By R Vaidyanathan
There has been huge consternation and hand-wringing by legal and other experts about section 66A of the Information Act 2000, as amended in 2008, and which got the presidential assent on 5 February 2009. This bill, and several others, were passed on 23 December 2008, the last day of the winter session of the 14th Lok Sabha in seven minutes flat.
The way the Act is worded, many experts feel it is ultra vires the Constitution’s Article 19(1)(a), which enshrines freedom of speech. The Supreme Court is currently hearing a petition on it and it has issued notices to state governments like Maharashtra and also the Centre. The next hearing is scheduled for 14 January 2013.
The issue is much more deep rooted and ingrained in our governance system and was originally planted by Jawaharlal Nehru, who introduced the first amendment to the constitution to curtail press freedom.
In the debates surrounding the first amendment to the Indian Constitution, Nehru came under severe attack from opposition leaders for compromising the right to free speech and opinion. Two court decisions in 1949, upholding the right to free speech by people on the far right and far left impacted him.
The cases involved Romesh Thapar, in which the Madras government, after declaring the Communist party illegal, banned the Left leaning magazine Crossroads as it was sharply critical of the Nehru government. The court held that banning a publication on the ground of threat to public safety or public order was not supported by the constitutional scheme since the exceptions to 19(1)(a) were much more specific and had to entail a danger to the security of the state.
The other case related to an order by the Chief Commissioner, Delhi, asking Organiser, the RSS mouthpiece, to submit all communal matters and materials related to Pakistan to scrutiny.
It was in this context that Nehru’s government decided to amend the Constitution inserting the words ‘public order’ and ‘relations with friendly states’ into Article 19(2).
More than the amendments, it is the intolerance exhibited by Nehru for his opponents in the Lok Sabha during the debate which is much more frightening.
Let us quote him from a Time magazine report of 28 May 1951.
“Part of the Indian press, said (Nehru), is dirty, indulges in ‘vulgarity, indecency and falsehood.’ To teach it manners, Nehru proposed an amendment to India’s constitution that would impose severe restrictions on freedom of speech and expression. He asked for power to curb the press and to punish persons and newspapers for ‘contempt of court, defamation and incitement to an offense’ Nehru told Parliament: ‘It has become a matter of the deepest distress to me to see the way in which the less responsible news sheets are being conducted . . . not injuring me or this House much, but poisoning the minds of the younger generation.”
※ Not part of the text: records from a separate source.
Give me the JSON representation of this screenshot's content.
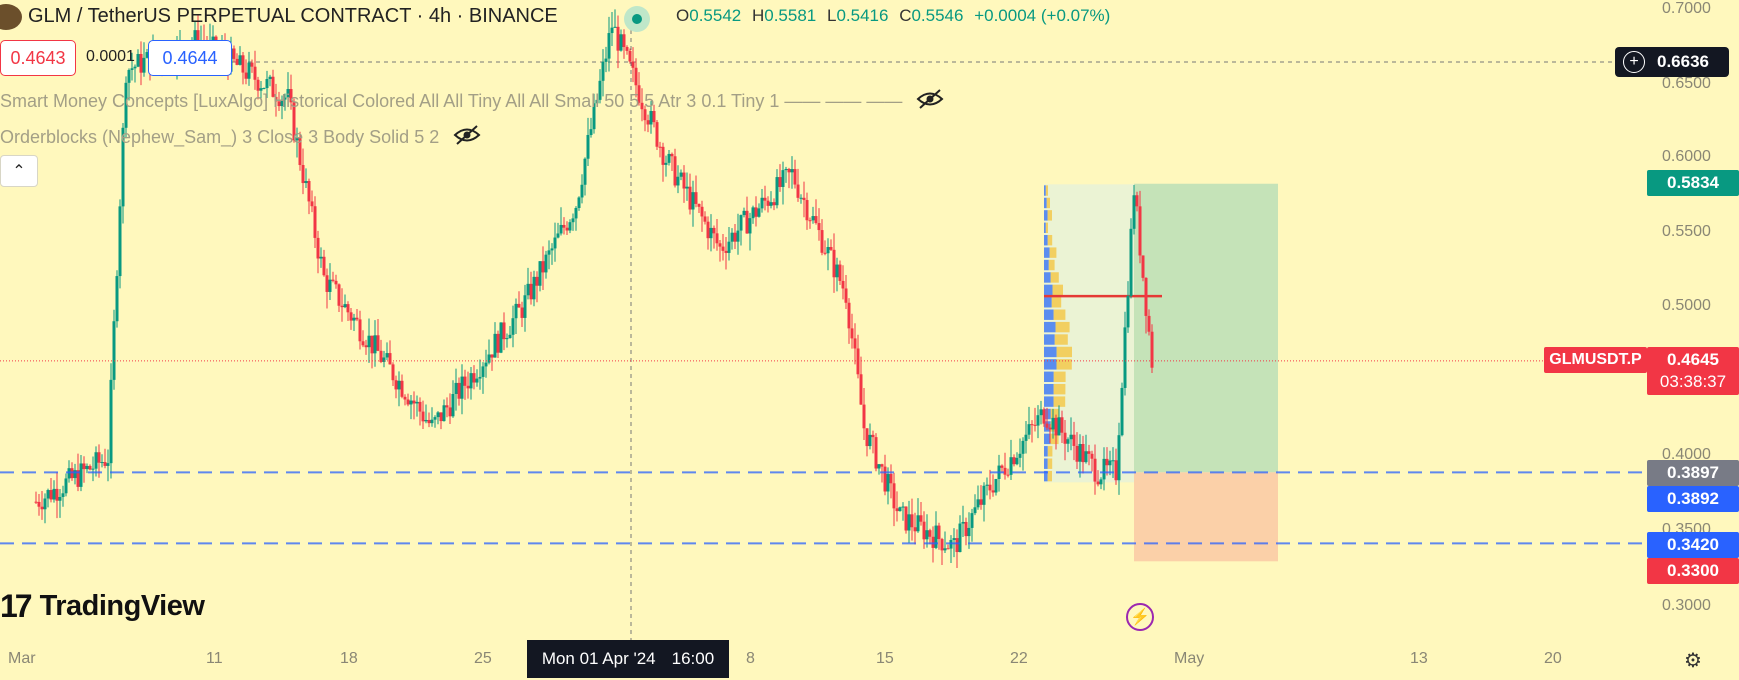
{
  "header": {
    "symbol": "GLM / TetherUS PERPETUAL CONTRACT · 4h · BINANCE",
    "ohlc": {
      "o_label": "O",
      "o": "0.5542",
      "h_label": "H",
      "h": "0.5581",
      "l_label": "L",
      "l": "0.5416",
      "c_label": "C",
      "c": "0.5546",
      "change": "+0.0004 (+0.07%)"
    }
  },
  "trade": {
    "sell": "0.4643",
    "spread": "0.0001",
    "buy": "0.4644"
  },
  "indicators": [
    "Smart Money Concepts [LuxAlgo] Historical Colored All All Tiny All All Small 50 5 5 Atr 3 0.1 Tiny 1 —— —— ——",
    "Orderblocks (Nephew_Sam_) 3 Close 3 Body Solid 5 2"
  ],
  "icons": {
    "visibility": "eye-off-icon",
    "collapse": "chevron-up-icon",
    "alert": "lightning-icon",
    "settings": "gear-icon",
    "add": "plus-circle-icon"
  },
  "collapse_glyph": "⌃",
  "price_axis": {
    "ticks": [
      "0.7000",
      "0.6500",
      "0.6000",
      "0.5500",
      "0.5000",
      "0.4000",
      "0.3500",
      "0.3000"
    ],
    "crosshair_price": "0.6636",
    "take_profit": "0.5834",
    "symbol_tag": "GLMUSDT.P",
    "last_price": "0.4645",
    "countdown": "03:38:37",
    "entry": "0.3897",
    "level_blue_1": "0.3892",
    "level_blue_2": "0.3420",
    "stop_loss": "0.3300"
  },
  "time_axis": {
    "ticks": [
      "Mar",
      "11",
      "18",
      "25",
      "8",
      "15",
      "22",
      "May",
      "13",
      "20"
    ],
    "crosshair_date": "Mon 01 Apr '24",
    "crosshair_time": "16:00"
  },
  "logo": {
    "mark": "17",
    "text": "TradingView"
  },
  "colors": {
    "background": "#fff8bd",
    "up": "#089981",
    "down": "#f23645",
    "blue_line": "#2962ff",
    "profit_zone": "#c5e3b8",
    "loss_zone": "#fbd0a8"
  },
  "chart_data": {
    "type": "candlestick",
    "interval": "4h",
    "x_start": "2024-02-25",
    "x_end": "2024-05-25",
    "ylim": [
      0.29,
      0.71
    ],
    "key_points": [
      {
        "date": "2024-02-27",
        "price": 0.37
      },
      {
        "date": "2024-03-02",
        "price": 0.4
      },
      {
        "date": "2024-03-03",
        "price": 0.66
      },
      {
        "date": "2024-03-07",
        "price": 0.68
      },
      {
        "date": "2024-03-12",
        "price": 0.64
      },
      {
        "date": "2024-03-14",
        "price": 0.52
      },
      {
        "date": "2024-03-20",
        "price": 0.42
      },
      {
        "date": "2024-03-25",
        "price": 0.5
      },
      {
        "date": "2024-03-28",
        "price": 0.57
      },
      {
        "date": "2024-03-30",
        "price": 0.69
      },
      {
        "date": "2024-04-02",
        "price": 0.6
      },
      {
        "date": "2024-04-05",
        "price": 0.54
      },
      {
        "date": "2024-04-09",
        "price": 0.59
      },
      {
        "date": "2024-04-12",
        "price": 0.51
      },
      {
        "date": "2024-04-13",
        "price": 0.42
      },
      {
        "date": "2024-04-15",
        "price": 0.36
      },
      {
        "date": "2024-04-18",
        "price": 0.34
      },
      {
        "date": "2024-04-20",
        "price": 0.38
      },
      {
        "date": "2024-04-23",
        "price": 0.43
      },
      {
        "date": "2024-04-26",
        "price": 0.39
      },
      {
        "date": "2024-04-27",
        "price": 0.39
      },
      {
        "date": "2024-04-28",
        "price": 0.58
      },
      {
        "date": "2024-04-29",
        "price": 0.4645
      }
    ],
    "horizontal_lines": [
      0.3897,
      0.342
    ],
    "position": {
      "entry": 0.3897,
      "take_profit": 0.5834,
      "stop_loss": 0.33,
      "date_start": "2024-04-28",
      "date_end": "2024-05-06"
    },
    "volume_profile": {
      "date_start": "2024-04-23",
      "date_end": "2024-04-28",
      "price_low": 0.383,
      "price_high": 0.583,
      "poc": 0.508
    }
  }
}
Nehru said his measure was aimed at Communist and Hindu extremist agitation. His real targets: Atom, Current, Struggle and Blitz, four Bombay-published sensational weeklies which have consistently attacked Nehru’s domestic and foreign policy, scurrilously attacked the US.
A further quote:
“Prime Minister Nehru got his law to curb India’s press. Voting 228 to 20, Parliament amended the 1949 constitution, which guaranteed freedom of speech and expression to all citizens. Under the amendment, the government may introduce laws fining newspapers for ‘defamation or incitement to an offense.’ The courts will set the penalties.
A small but determined parliamentary opposition, led by Dr Syama Prasad Mookerjee, former Minister for Industry, bitterly attacked the amendment.
Mookerjee (to Nehru): You’ve got 240 supporters in this House, but outside in the country millions are against you.
Nehru (shaking his fists) : [Your] statements are scandalous…
The fury with shaking fists exhibited by Nehru was carried forward by his daughter Indira Gandhi when she imposed an internal emergency and introduced comprehensive censorship of the media and, unfortunately, most of our media” crawled when asked to bend.”
In addition to the common man, the judiciary and the media bore the maximum brunt of the impact of the emergency. The Supreme Court, by a majority of four to one, held that a person could be arrested or detained without legitimate grounds and there was no remedy in the law courts since all fundamental rights were suspended. The attorney-general of India argued — a citizen could be killed illegally and no remedy was available since there were no fundamental rights of the citizen any more.
Censorship was imposed on newspapers and barring a few, like The Indian Express, other newspapers did not have the courage to defy the censorship orders.